Socialism is worse than capitalism - you want a welfare state

The rise to prominence of Jeremy Corbyn and Bernie Sanders has seen a return of ‘socialism’ to the vernacular. The political movements behind these two men have frequently sought to associate popular welfare policies, notably universal health care, with socialism. Both of them seem to be suffering from a degree of conceptual confusion between socialism and the modern welfare state.
This is ironic because it is precisely the socialist as opposed to welfarist elements of their respective platforms, like rent control in Corbyn’s case and trade restrictions in Sander’s case, that are unpopular. A second irony, one that is not lost on left-leaning economists, is that free markets, the antithesis of socialism, are necessary for providing the funding for a modern welfare state.

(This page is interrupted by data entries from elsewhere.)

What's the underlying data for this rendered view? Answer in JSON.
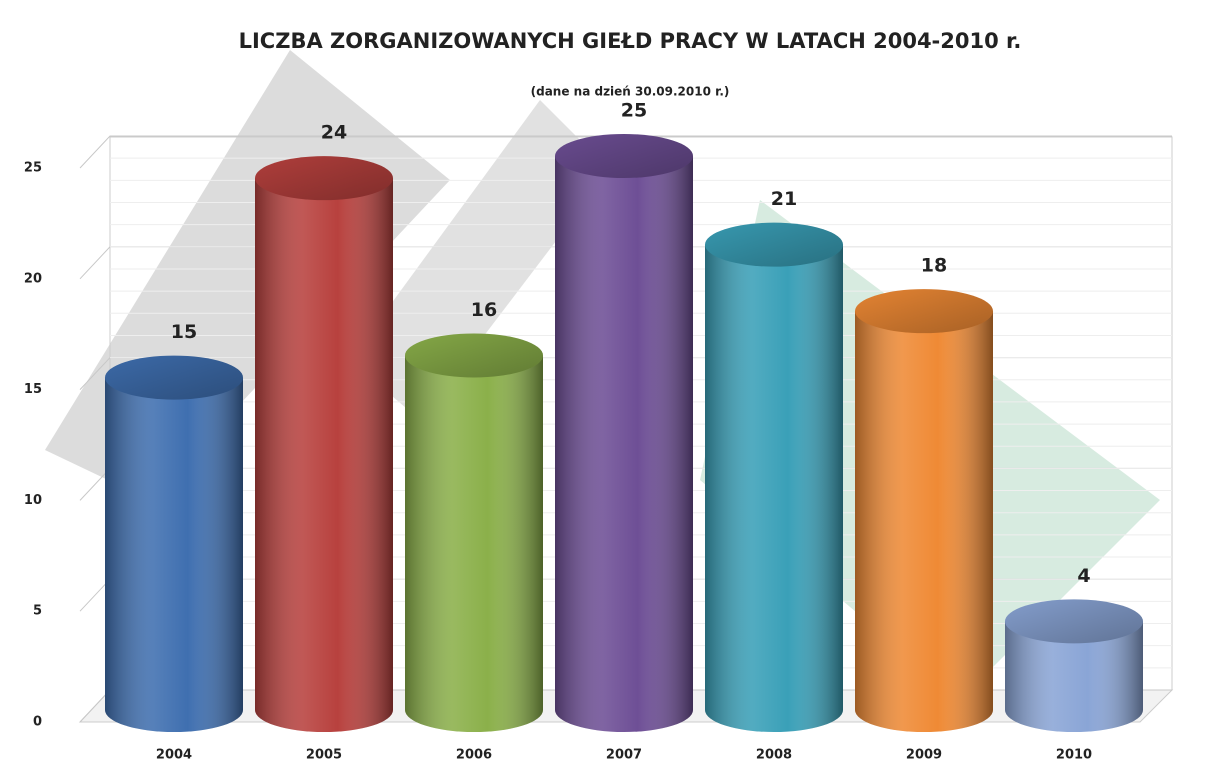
{
  "chart_data": {
    "type": "bar",
    "title": "LICZBA ZORGANIZOWANYCH GIEŁD PRACY W LATACH 2004-2010 r.",
    "subtitle": "(dane na dzień 30.09.2010 r.)",
    "categories": [
      "2004",
      "2005",
      "2006",
      "2007",
      "2008",
      "2009",
      "2010"
    ],
    "values": [
      15,
      24,
      16,
      25,
      21,
      18,
      4
    ],
    "colors": [
      "#3f6fb0",
      "#b8413e",
      "#8bb04a",
      "#6e4f96",
      "#3aa0b8",
      "#ef8a35",
      "#8aa5d6"
    ],
    "ylim": [
      0,
      25
    ],
    "yticks": [
      0,
      5,
      10,
      15,
      20,
      25
    ],
    "grid": true
  }
}
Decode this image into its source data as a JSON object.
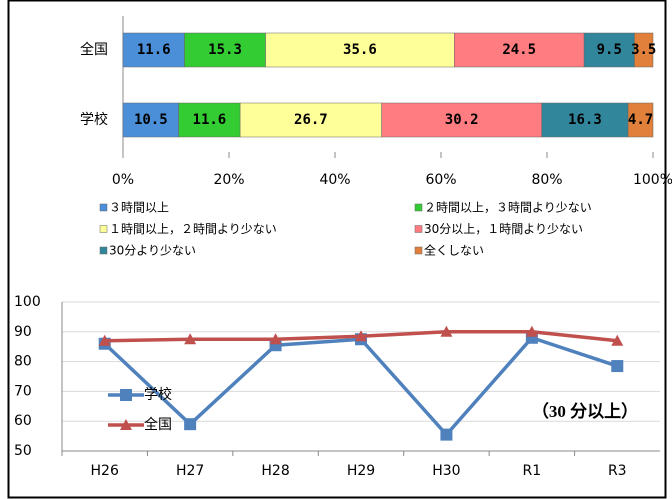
{
  "chart_data": [
    {
      "type": "bar",
      "orientation": "horizontal",
      "stacked": true,
      "categories": [
        "全国",
        "学校"
      ],
      "series": [
        {
          "name": "３時間以上",
          "color": "#4a8fd8",
          "values": [
            11.6,
            10.5
          ]
        },
        {
          "name": "２時間以上，３時間より少ない",
          "color": "#33cc33",
          "values": [
            15.3,
            11.6
          ]
        },
        {
          "name": "１時間以上，２時間より少ない",
          "color": "#ffff99",
          "values": [
            35.6,
            26.7
          ]
        },
        {
          "name": "30分以上，１時間より少ない",
          "color": "#ff7c80",
          "values": [
            24.5,
            30.2
          ]
        },
        {
          "name": "30分より少ない",
          "color": "#31869b",
          "values": [
            9.5,
            16.3
          ]
        },
        {
          "name": "全くしない",
          "color": "#e0803a",
          "values": [
            3.5,
            4.7
          ]
        }
      ],
      "xlim": [
        0,
        100
      ],
      "xticks": [
        {
          "value": 0,
          "label": "0%"
        },
        {
          "value": 20,
          "label": "20%"
        },
        {
          "value": 40,
          "label": "40%"
        },
        {
          "value": 60,
          "label": "60%"
        },
        {
          "value": 80,
          "label": "80%"
        },
        {
          "value": 100,
          "label": "100%"
        }
      ]
    },
    {
      "type": "line",
      "categories": [
        "H26",
        "H27",
        "H28",
        "H29",
        "H30",
        "R1",
        "R3"
      ],
      "series": [
        {
          "name": "学校",
          "color": "#4f81bd",
          "marker": "square",
          "values": [
            86,
            59,
            85.5,
            87.5,
            55.5,
            88,
            78.5
          ]
        },
        {
          "name": "全国",
          "color": "#c0504d",
          "marker": "triangle",
          "values": [
            87,
            87.5,
            87.5,
            88.5,
            90,
            90,
            87
          ]
        }
      ],
      "ylim": [
        50,
        100
      ],
      "yticks": [
        50,
        60,
        70,
        80,
        90,
        100
      ],
      "grid": true,
      "annotation": "（30 分以上）"
    }
  ]
}
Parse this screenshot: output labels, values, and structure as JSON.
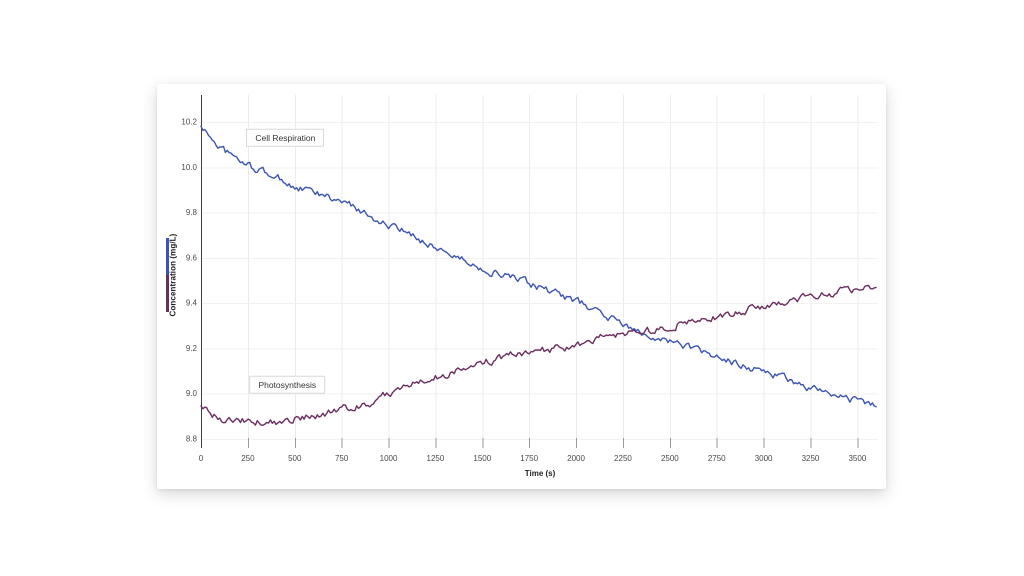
{
  "page": {
    "background": "#ffffff"
  },
  "card": {
    "background": "#ffffff"
  },
  "chart_data": {
    "type": "line",
    "title": "",
    "xlabel": "Time (s)",
    "ylabel": "Concentration (mg/L)",
    "xlim": [
      0,
      3610
    ],
    "ylim": [
      8.76,
      10.32
    ],
    "grid": true,
    "legend_position": "left-axis-swatch",
    "x_ticks": [
      0,
      250,
      500,
      750,
      1000,
      1250,
      1500,
      1750,
      2000,
      2250,
      2500,
      2750,
      3000,
      3250,
      3500
    ],
    "y_ticks": [
      8.8,
      9.0,
      9.2,
      9.4,
      9.6,
      9.8,
      10.0,
      10.2
    ],
    "x": [
      0,
      100,
      200,
      300,
      400,
      500,
      600,
      700,
      800,
      900,
      1000,
      1100,
      1200,
      1300,
      1400,
      1500,
      1600,
      1700,
      1800,
      1900,
      2000,
      2100,
      2200,
      2300,
      2400,
      2500,
      2600,
      2700,
      2800,
      2900,
      3000,
      3100,
      3200,
      3300,
      3400,
      3500,
      3600
    ],
    "series": [
      {
        "name": "Cell Respiration",
        "color": "#3b54b4",
        "annotation": {
          "label": "Cell Respiration",
          "x": 450,
          "y": 10.13
        },
        "values": [
          10.18,
          10.09,
          10.03,
          9.99,
          9.96,
          9.91,
          9.89,
          9.86,
          9.83,
          9.79,
          9.74,
          9.71,
          9.67,
          9.63,
          9.59,
          9.55,
          9.53,
          9.5,
          9.47,
          9.44,
          9.41,
          9.37,
          9.33,
          9.28,
          9.26,
          9.23,
          9.21,
          9.17,
          9.15,
          9.12,
          9.1,
          9.07,
          9.04,
          9.01,
          8.98,
          8.97,
          8.95
        ]
      },
      {
        "name": "Photosynthesis",
        "color": "#6b2d5f",
        "annotation": {
          "label": "Photosynthesis",
          "x": 460,
          "y": 9.04
        },
        "values": [
          8.94,
          8.89,
          8.88,
          8.88,
          8.87,
          8.89,
          8.9,
          8.92,
          8.94,
          8.96,
          9.0,
          9.03,
          9.06,
          9.08,
          9.11,
          9.14,
          9.16,
          9.18,
          9.19,
          9.2,
          9.21,
          9.24,
          9.26,
          9.27,
          9.28,
          9.3,
          9.32,
          9.33,
          9.35,
          9.37,
          9.39,
          9.4,
          9.42,
          9.43,
          9.45,
          9.46,
          9.47
        ]
      }
    ],
    "axis_colors": {
      "y_axis_line": "#3f3f3f",
      "tick_mark": "#9a9a9a",
      "tick_label": "#4a4a4a",
      "grid_vertical": "#ebebeb",
      "grid_horizontal": "#f1f1f1"
    }
  }
}
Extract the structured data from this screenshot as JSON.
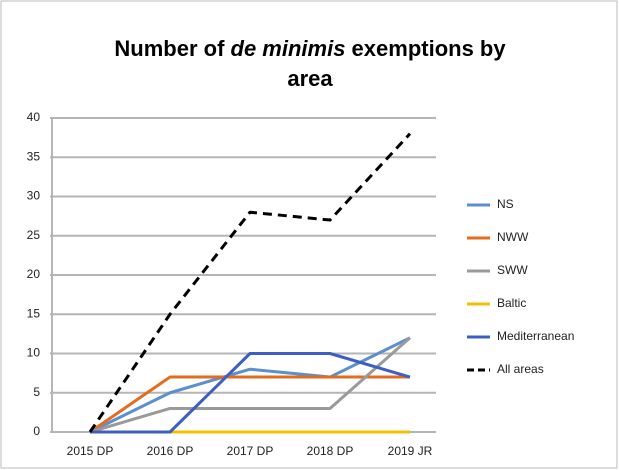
{
  "chart_data": {
    "type": "line",
    "title": [
      "Number of ",
      "de minimis",
      " exemptions by",
      "area"
    ],
    "categories": [
      "2015 DP",
      "2016 DP",
      "2017 DP",
      "2018 DP",
      "2019 JR"
    ],
    "series": [
      {
        "name": "NS",
        "color": "#5b8fd0",
        "values": [
          0,
          5,
          8,
          7,
          12
        ]
      },
      {
        "name": "NWW",
        "color": "#e36c1f",
        "values": [
          0,
          7,
          7,
          7,
          7
        ]
      },
      {
        "name": "SWW",
        "color": "#9a9a9a",
        "values": [
          0,
          3,
          3,
          3,
          12
        ]
      },
      {
        "name": "Baltic",
        "color": "#f2c000",
        "values": [
          0,
          0,
          0,
          0,
          0
        ]
      },
      {
        "name": "Mediterranean",
        "color": "#3d5fc4",
        "values": [
          0,
          0,
          10,
          10,
          7
        ]
      },
      {
        "name": "All areas",
        "color": "#000000",
        "dashed": true,
        "values": [
          0,
          15,
          28,
          27,
          38
        ]
      }
    ],
    "ylim": [
      0,
      40
    ],
    "yticks": [
      0,
      5,
      10,
      15,
      20,
      25,
      30,
      35,
      40
    ],
    "grid": true,
    "legend": "right"
  }
}
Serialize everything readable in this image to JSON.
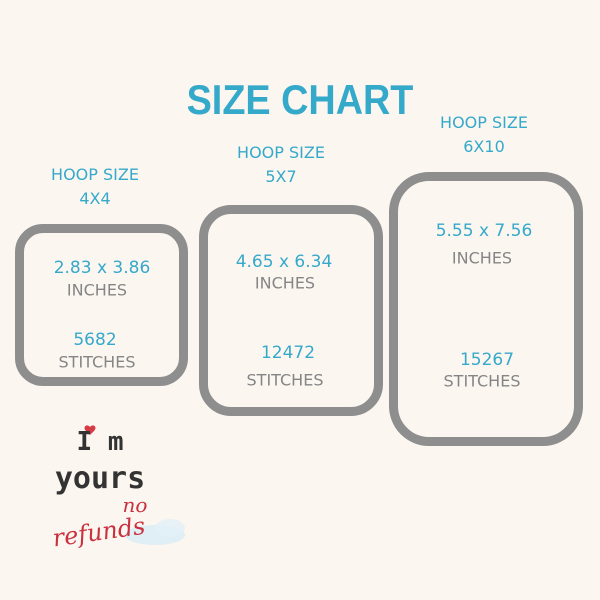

What is the distinction between socialism and the modern welfare state? One way to think about it is in terms of market intervention vs. post- and pre-market intervention. Market interventions are those that distort prices and inhibit their ability to communicate the opportunity cost of a good. A pertinent example is rent control.
The market clearing price ensures that homes are built until the amount renters are willing to pay equals the costs associated with building dwellings. If the market price is distorted so that it is cheaper than the market clearing rate, then there will be excess demand for housing but suppliers will be unwilling to meet it because they cannot cover their costs. The end result is
a huge short fall in housing—not exactly a socially desirable outcome.
Gunnar Myrdal, a Nobel laureate in economics and an influential architect of the Swedish Labour Party’s welfare state, once quipped that: ‘in many cases rent control appears to be the most efficient technique presently known to destroy a city—except for bombing’.
A post- or pre- market intervention lets the market run to ensure the efficient allocation of scarce resources, but takes action at either end of that process to protect people from the ravages of the market. An archetypal example is theDanish flexicurity system.
The Danish labour market is relatively unregulated. In particular, you can hire and fire workers easily. This reduces the risk employers face when taking on labour, which encourages them to make investments, notably in emerging products and business expansion, which creates jobs.
This encourages an environment of Schumpetarian dynamism or ‘creative destruction’. As obsolete industries become unprofitable they can easily lay off workers and downsized gradually until they close completely. Meanwhile, new firms in new sectors, which are almost invariably more productive than old sectors, can pick up the newly released labour.
Schumpetarian dynamism entrenches a fast and efficient allocation of resources to their most productive use. This is the ‘flexi’ part of the system. The ‘security’ is where the welfare state comes in. The Danes recognise that an unregulated labour market gives people very little job security. To correct this social harm, the state pays almost replacement wages to recently laid-off workers while they find new jobs, and also provides job search and education services.
The flexicurity system combines the efficiency of free markets to increase the size of the economic pie and the effectiveness of the state transfer apparatus to achieve the humanitarian goals of left-wing morality. This is typical of modern welfare states.